Find Pivot Index
LeetCode: Find Pivot Index
Problem:
Given an array of integers nums, write a method that returns the "pivot" index of this array.
We define the pivot index as the index where the sum of the numbers to the left of the index is equal to the sum of the numbers to the right of the index.
If no such index exists, we should return -1. If there are multiple pivot indexes, you should return the left-most pivot index.
- Note:
1. The length of nums will be in the range [0, 10000].
2. Each element nums[i] will be an integer in the range [-1000, 1000].
- Examples:
Input:
nums = [1, 7, 3, 6, 5, 6]
Output: 3
Explanation:
The sum of the numbers to the left of index 3 (nums[3] = 6) is equal to the sum of numbers to the right of index 3.

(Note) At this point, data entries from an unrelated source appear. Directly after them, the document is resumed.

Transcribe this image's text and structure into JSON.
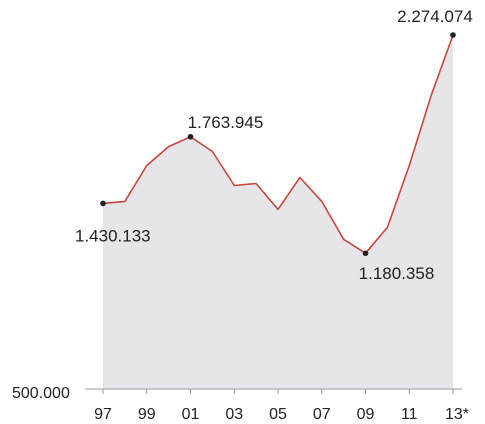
{
  "chart_data": {
    "type": "area",
    "title": "",
    "xlabel": "",
    "ylabel": "",
    "x": [
      1997,
      1998,
      1999,
      2000,
      2001,
      2002,
      2003,
      2004,
      2005,
      2006,
      2007,
      2008,
      2009,
      2010,
      2011,
      2012,
      2013
    ],
    "y": [
      1430133,
      1440000,
      1620000,
      1715000,
      1763945,
      1690000,
      1520000,
      1530000,
      1400000,
      1560000,
      1440000,
      1250000,
      1180358,
      1310000,
      1620000,
      1970000,
      2274074
    ],
    "ylim": [
      500000,
      2274074
    ],
    "y_tick_label": "500.000",
    "x_tick_labels": [
      {
        "x": 1997,
        "label": "97"
      },
      {
        "x": 1999,
        "label": "99"
      },
      {
        "x": 2001,
        "label": "01"
      },
      {
        "x": 2003,
        "label": "03"
      },
      {
        "x": 2005,
        "label": "05"
      },
      {
        "x": 2007,
        "label": "07"
      },
      {
        "x": 2009,
        "label": "09"
      },
      {
        "x": 2011,
        "label": "11"
      },
      {
        "x": 2013,
        "label": "13*"
      }
    ],
    "annotations": [
      {
        "x": 1997,
        "y": 1430133,
        "text": "1.430.133",
        "anchor": "below-right"
      },
      {
        "x": 2001,
        "y": 1763945,
        "text": "1.763.945",
        "anchor": "above"
      },
      {
        "x": 2009,
        "y": 1180358,
        "text": "1.180.358",
        "anchor": "below"
      },
      {
        "x": 2013,
        "y": 2274074,
        "text": "2.274.074",
        "anchor": "above-left"
      }
    ],
    "colors": {
      "line": "#c9463d",
      "fill": "#e6e6ea",
      "marker": "#222222",
      "axis": "#999999"
    },
    "grid": false,
    "legend": "none"
  }
}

Also, 3 is the first index where this occurs.
Input:
nums = [1, 2, 3]
Output: -1
Explanation:
There is no index that satisfies the conditions in the problem statement.
Note:
- Analysis:
Use two sum arrays, left and right.
Left array is to add from [0:i]
Right array to add from [i:len - 1]
Finally, if left[i] == right[i], return the most left index i, otherwise, -1;
- Code - Java:
class Solution {
public int pivotIndex(int[] nums) {
int len = nums.length;
if (len == 0) {
return -1;
}
int[] left = new int[len];
int[] right = new int[len];
right[len - 1] = nums[len - 1];
for (int i = len - 2; i >= 0; i--) {
right[i] = right[i + 1] + nums[i];
}
left[0] = nums[0];
if (right[0] == left[0]) {
return 0;
}
for (int i = 1; i < len; i++) {
left[i] = left[i - 1] + nums[i];
if (left[i] == right[i]) {
return i;
}
}
return -1;
}
}
- Code - C++:
class Solution {
public:
int pivotIndex(vector<int>& nums) {
int len = nums.size();
if (len == 0) {
return -1;
}
vector<int> left(len, 0);
vector<int> right(len, 0);
right[len - 1] = nums[len - 1];
for (int i = len - 2; i >= 0; i--) {
right[i] = right[i + 1] + nums[i];
}
left[0] = nums[0];
if (right[0] == left[0]) {
return 0;
}
for (int i = 1; i < len; i++) {
left[i] = left[i - 1] + nums[i];
if (left[i] == right[i]) {
return i;
}
}
return -1;
}
};
- Code - Python:
class Solution(object):
def pivotIndex(self, nums):
"""
:type nums: List[int]
:rtype: int
"""
numsLen = len(nums)
if numsLen == 0:
return -1
left = [0 for i in range(numsLen)]
right = [0 for i in range(numsLen)]
right[numsLen - 1] = nums[numsLen - 1]
for i in range(numsLen - 2, -1, -1):
right[i] = right[i + 1] + nums[i]
left[0] = nums[0]
if right[0] == left[0]:
return 0
for i in range(1, numsLen):
left[i] = left[i - 1] + nums[i]
if left[i] == right[i]:
return i
return -1
Time Complexity: O(N), N is the length of the input array
Space Complexity: O(N), N is the length of the input array.